Análise
Paulo Guilherme
Salvar a face - talvez seja esta a expressão que melhor abarca o que José Eduardo dos Santos faz ao deixar a João Lourenço a candidatura presidencial do partido em 2017. A opção começou a tornar-se clara a 14 de Novembro e confirmou-se na reunião do Bureau Político a 01 dezembro, ambas noticiadas pelo Africa Monitor Intelligence em primeira mão.
Era por de mais evidente a impopularidade do presidente, que era visto até como um ónus para o partido, onde muitos se preocupavam com o resultado em 2017, perante uma crise económica e social sem precedentes.
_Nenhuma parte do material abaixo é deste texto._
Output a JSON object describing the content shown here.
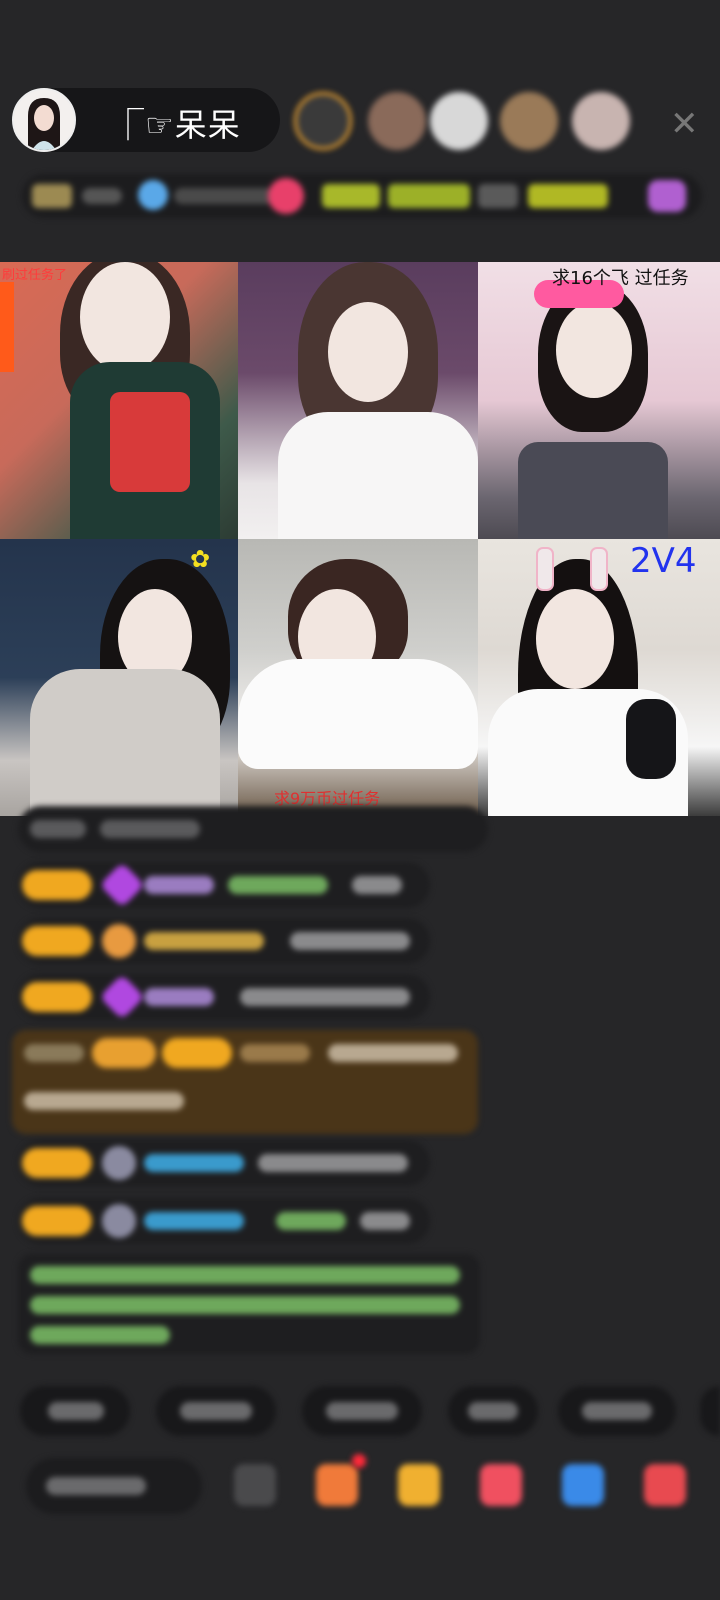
{
  "header": {
    "host_name": "⎾☞呆呆",
    "close_icon": "close-icon"
  },
  "grid": {
    "cells": [
      {
        "overlay": "刷过任务了",
        "color": "#ff3b3b"
      },
      {
        "overlay": ""
      },
      {
        "overlay": "求16个飞 过任务",
        "color": "#111111"
      },
      {
        "overlay": ""
      },
      {
        "overlay": "求9万币过任务",
        "color": "#e03030"
      },
      {
        "overlay": "2V4",
        "color": "#2233ee"
      }
    ]
  },
  "colors": {
    "background": "#262628",
    "badge": "#f0a820",
    "accent_red": "#ff3b3b",
    "green_text": "#8cd37a"
  }
}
Até aqui chegar, JES urdiu uma complicada teia - bem ao seu jeito cerebral e calculista. Vem-no fazendo nos últimos meses, de acordo com uma estratégia que pode sintetizar-se em 5 pontos:
1. Controlo da economia pela família presidencial - Com a subida à presidência da Sonangol, Isabel dos Santos controla a principal fonte de receitas do país e 4 dos 5 maiores bancos - o maior, o BPC, é público e está descapitalizado; o filho varão, José Filomeno dos Santos, já controlava o Fundo Soberano de Desenvolvimento de Angola.
2. Um fiel na presidência - João Lourenço, além de apoiado dentro do partido e pelo aparelho militar, manteve sempre a lealdade à família presidencial, evitando conflitos - mesmo quando, pela mão de JES, fez a sua travessia do deserto.
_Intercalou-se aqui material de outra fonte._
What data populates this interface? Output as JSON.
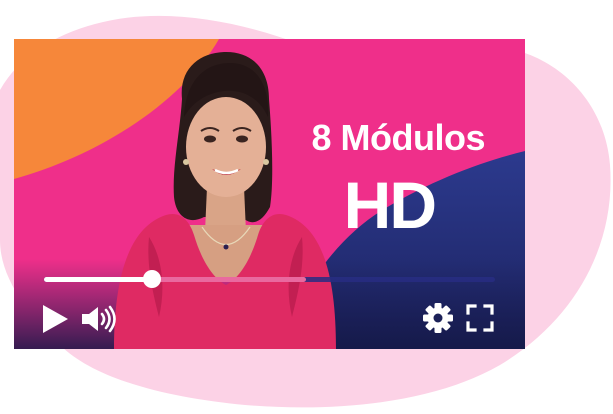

3. A Presidência do partido - Será o "posto de vigia" de Santos, onde poderá mover, mais ou menos discretamente, as suas influências. E, com elas, assegurar que os seus interesses - e os da família - não são tocados.
4. Uma extensa rede de influências - Incluindo figuras fiéis, que promoveu, ao longo de 37 anos, aos mais altos cargos, desde a Segurança e Defesa ao sector empresarial do Estado.
5. Domínio da máquina eleitoral - Com os novos poderes do governo sobre a Comissão Nacional Eleitoral, e da comunicação social do Estado, com crescente pressão sobre privados independentes - acrescida com a (abrupta) aprovação da nova lei do sector, que condiciona ainda mais o trabalho dos jornalistas, um poderoso factor para a vitória eleitoral do MPLA.
A ironia é que o MPLA chega às eleições de 2017 com caras novas - enquanto UNITA e CASA-CE trazem as caras de sempre. Com o controlo do espaço mediatico pelo partido-Estado, onde irá o eleitor angolano ver a mudança?
Ao sair agora, em vésperas de um ano de 2017 em que não se esperam alterações significativas da conjuntura de depressão dos últimos anos, José Eduardo dos Santos livra-se de mais críticas. E pode mesmo passar à história como um chefe de Estado africano que livremente abdicou do poder. Magnanimidade que os media do Estado não se cansarão de repercutir, previsivelmente.
Ao mesmo tempo, cola ao momento do seu partido uma palavra que há muito - dentro e na sociedade - se ansiava por ouvir - Renovação. Será só verbo de encher?